Background: Women with polycystic ovary syndrome (PCOS) often have insulin resistance (IR) which may be worsened by obesity. The roles of dietary intake and activity are unclear. Our objectives were to determine whether (a) high caloric intake or inactivity explains obesity in PCOS, and (b) dietary composition is associated with PCOS phenotypes.
Methods: Eighty-seven women with PCOS and 50 women without PCOS participated in this cohort study at a reproductive medicine center. Data collected included 3-day food and physical activity records, anthropometrics, and metabolic and hormonal assays.

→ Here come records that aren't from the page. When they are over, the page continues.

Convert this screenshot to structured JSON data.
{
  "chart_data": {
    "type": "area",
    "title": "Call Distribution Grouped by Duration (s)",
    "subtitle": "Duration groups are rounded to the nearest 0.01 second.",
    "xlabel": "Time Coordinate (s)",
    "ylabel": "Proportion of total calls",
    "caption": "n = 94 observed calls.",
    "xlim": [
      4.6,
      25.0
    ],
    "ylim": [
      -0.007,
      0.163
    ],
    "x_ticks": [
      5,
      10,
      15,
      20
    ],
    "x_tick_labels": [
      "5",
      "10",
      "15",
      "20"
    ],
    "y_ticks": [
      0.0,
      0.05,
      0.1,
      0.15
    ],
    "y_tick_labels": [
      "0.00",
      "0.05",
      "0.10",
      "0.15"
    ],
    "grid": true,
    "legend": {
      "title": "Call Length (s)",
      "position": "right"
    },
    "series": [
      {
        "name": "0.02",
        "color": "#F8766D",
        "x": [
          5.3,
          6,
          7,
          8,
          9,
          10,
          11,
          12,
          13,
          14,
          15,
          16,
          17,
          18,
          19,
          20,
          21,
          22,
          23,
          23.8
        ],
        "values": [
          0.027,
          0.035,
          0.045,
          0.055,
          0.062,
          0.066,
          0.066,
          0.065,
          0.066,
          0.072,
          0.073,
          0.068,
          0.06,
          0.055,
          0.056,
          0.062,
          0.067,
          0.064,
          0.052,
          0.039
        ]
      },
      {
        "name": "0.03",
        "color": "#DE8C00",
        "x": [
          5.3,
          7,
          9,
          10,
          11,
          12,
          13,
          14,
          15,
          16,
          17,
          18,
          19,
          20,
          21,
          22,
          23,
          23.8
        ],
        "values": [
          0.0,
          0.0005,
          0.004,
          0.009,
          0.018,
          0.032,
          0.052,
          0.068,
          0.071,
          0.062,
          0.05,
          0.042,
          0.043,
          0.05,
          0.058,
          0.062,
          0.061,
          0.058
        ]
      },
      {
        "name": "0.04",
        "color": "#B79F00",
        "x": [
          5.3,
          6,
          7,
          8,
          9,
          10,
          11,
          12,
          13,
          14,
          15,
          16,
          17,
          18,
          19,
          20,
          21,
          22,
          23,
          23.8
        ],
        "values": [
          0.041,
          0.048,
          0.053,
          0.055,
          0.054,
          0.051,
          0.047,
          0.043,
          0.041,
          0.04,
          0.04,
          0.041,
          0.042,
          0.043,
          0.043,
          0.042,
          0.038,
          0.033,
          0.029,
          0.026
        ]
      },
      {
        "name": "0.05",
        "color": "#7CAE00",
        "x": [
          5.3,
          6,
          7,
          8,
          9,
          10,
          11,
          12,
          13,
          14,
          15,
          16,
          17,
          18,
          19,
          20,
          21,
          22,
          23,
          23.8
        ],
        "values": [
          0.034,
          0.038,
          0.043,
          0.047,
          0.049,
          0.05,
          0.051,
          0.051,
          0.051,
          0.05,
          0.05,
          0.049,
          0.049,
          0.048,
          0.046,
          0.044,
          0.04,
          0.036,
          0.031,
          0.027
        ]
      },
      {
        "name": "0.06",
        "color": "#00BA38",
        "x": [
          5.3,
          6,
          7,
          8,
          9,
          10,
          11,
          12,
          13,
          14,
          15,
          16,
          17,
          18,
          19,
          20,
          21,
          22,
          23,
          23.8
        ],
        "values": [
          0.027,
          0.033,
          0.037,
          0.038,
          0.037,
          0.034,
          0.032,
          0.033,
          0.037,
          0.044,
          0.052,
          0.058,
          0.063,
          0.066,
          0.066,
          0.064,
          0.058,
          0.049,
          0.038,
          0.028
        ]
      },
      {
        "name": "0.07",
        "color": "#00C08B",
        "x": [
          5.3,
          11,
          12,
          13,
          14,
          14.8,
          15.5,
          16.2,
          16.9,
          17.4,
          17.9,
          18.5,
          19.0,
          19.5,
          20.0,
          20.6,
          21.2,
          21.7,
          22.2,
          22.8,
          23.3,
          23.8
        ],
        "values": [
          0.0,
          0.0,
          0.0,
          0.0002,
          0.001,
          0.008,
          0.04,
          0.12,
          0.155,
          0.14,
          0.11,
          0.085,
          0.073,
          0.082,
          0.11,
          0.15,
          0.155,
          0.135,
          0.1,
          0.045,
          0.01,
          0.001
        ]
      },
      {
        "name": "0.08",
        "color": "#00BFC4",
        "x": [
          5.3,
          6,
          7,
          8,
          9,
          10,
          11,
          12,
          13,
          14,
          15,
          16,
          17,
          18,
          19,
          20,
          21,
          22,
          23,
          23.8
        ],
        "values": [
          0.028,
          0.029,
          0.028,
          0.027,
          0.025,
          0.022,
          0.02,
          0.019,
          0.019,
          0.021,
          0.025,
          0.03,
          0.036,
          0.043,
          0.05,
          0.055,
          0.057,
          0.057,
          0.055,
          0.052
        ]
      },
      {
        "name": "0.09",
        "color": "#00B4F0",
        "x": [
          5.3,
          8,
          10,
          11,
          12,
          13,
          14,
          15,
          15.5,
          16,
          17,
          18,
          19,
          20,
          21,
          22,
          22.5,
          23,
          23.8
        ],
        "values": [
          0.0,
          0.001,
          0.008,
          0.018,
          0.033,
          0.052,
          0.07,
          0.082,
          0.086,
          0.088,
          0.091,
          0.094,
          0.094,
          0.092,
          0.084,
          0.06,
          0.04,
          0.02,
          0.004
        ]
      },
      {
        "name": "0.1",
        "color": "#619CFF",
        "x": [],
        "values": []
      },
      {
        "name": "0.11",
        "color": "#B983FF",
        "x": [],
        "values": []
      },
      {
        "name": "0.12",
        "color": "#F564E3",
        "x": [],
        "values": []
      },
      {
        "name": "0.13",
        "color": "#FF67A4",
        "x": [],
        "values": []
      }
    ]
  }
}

Results: Women with PCOS had increased body mass index (BMI) but similar caloric intake and activity to women without PCOS. There were no differences in protein, carbohydrates, fat, or glycemic load consumption, but women with PCOS consumed less fiber (medians: 19.6 vs. 24.7 g) and less magnesium (medians: 238.9 vs. 273.9 mg). In women with PCOS, those with IR consumed less fiber, less magnesium, and greater glycemic load than those without IR (medians: 18.2 vs. 22.1 g, 208.4 vs. 264.5 mg, 89.6 vs. 83.5). Fiber intake of women with PCOS was negatively correlated with IR, fasting insulin, glucose tolerance, testosterone, and dehydroepiandrosterone sulfate. Magnesium intake was negatively correlated with IR, C-reactive protein, and testosterone, but positively correlated with HDL cholesterol. Fiber intake and BMI accounted for 54.0% of the variance observed in IR.
Conclusions: Obesity in women with PCOS could not be explained by overeating or inactivity. Increasing dietary fiber and magnesium intakes may assist in reducing IR and hyperandrogenemia in women with PCOS.
Keywords: PCOS; diet; hyperandrogenism; insulin resistance; lifestyle; obesity.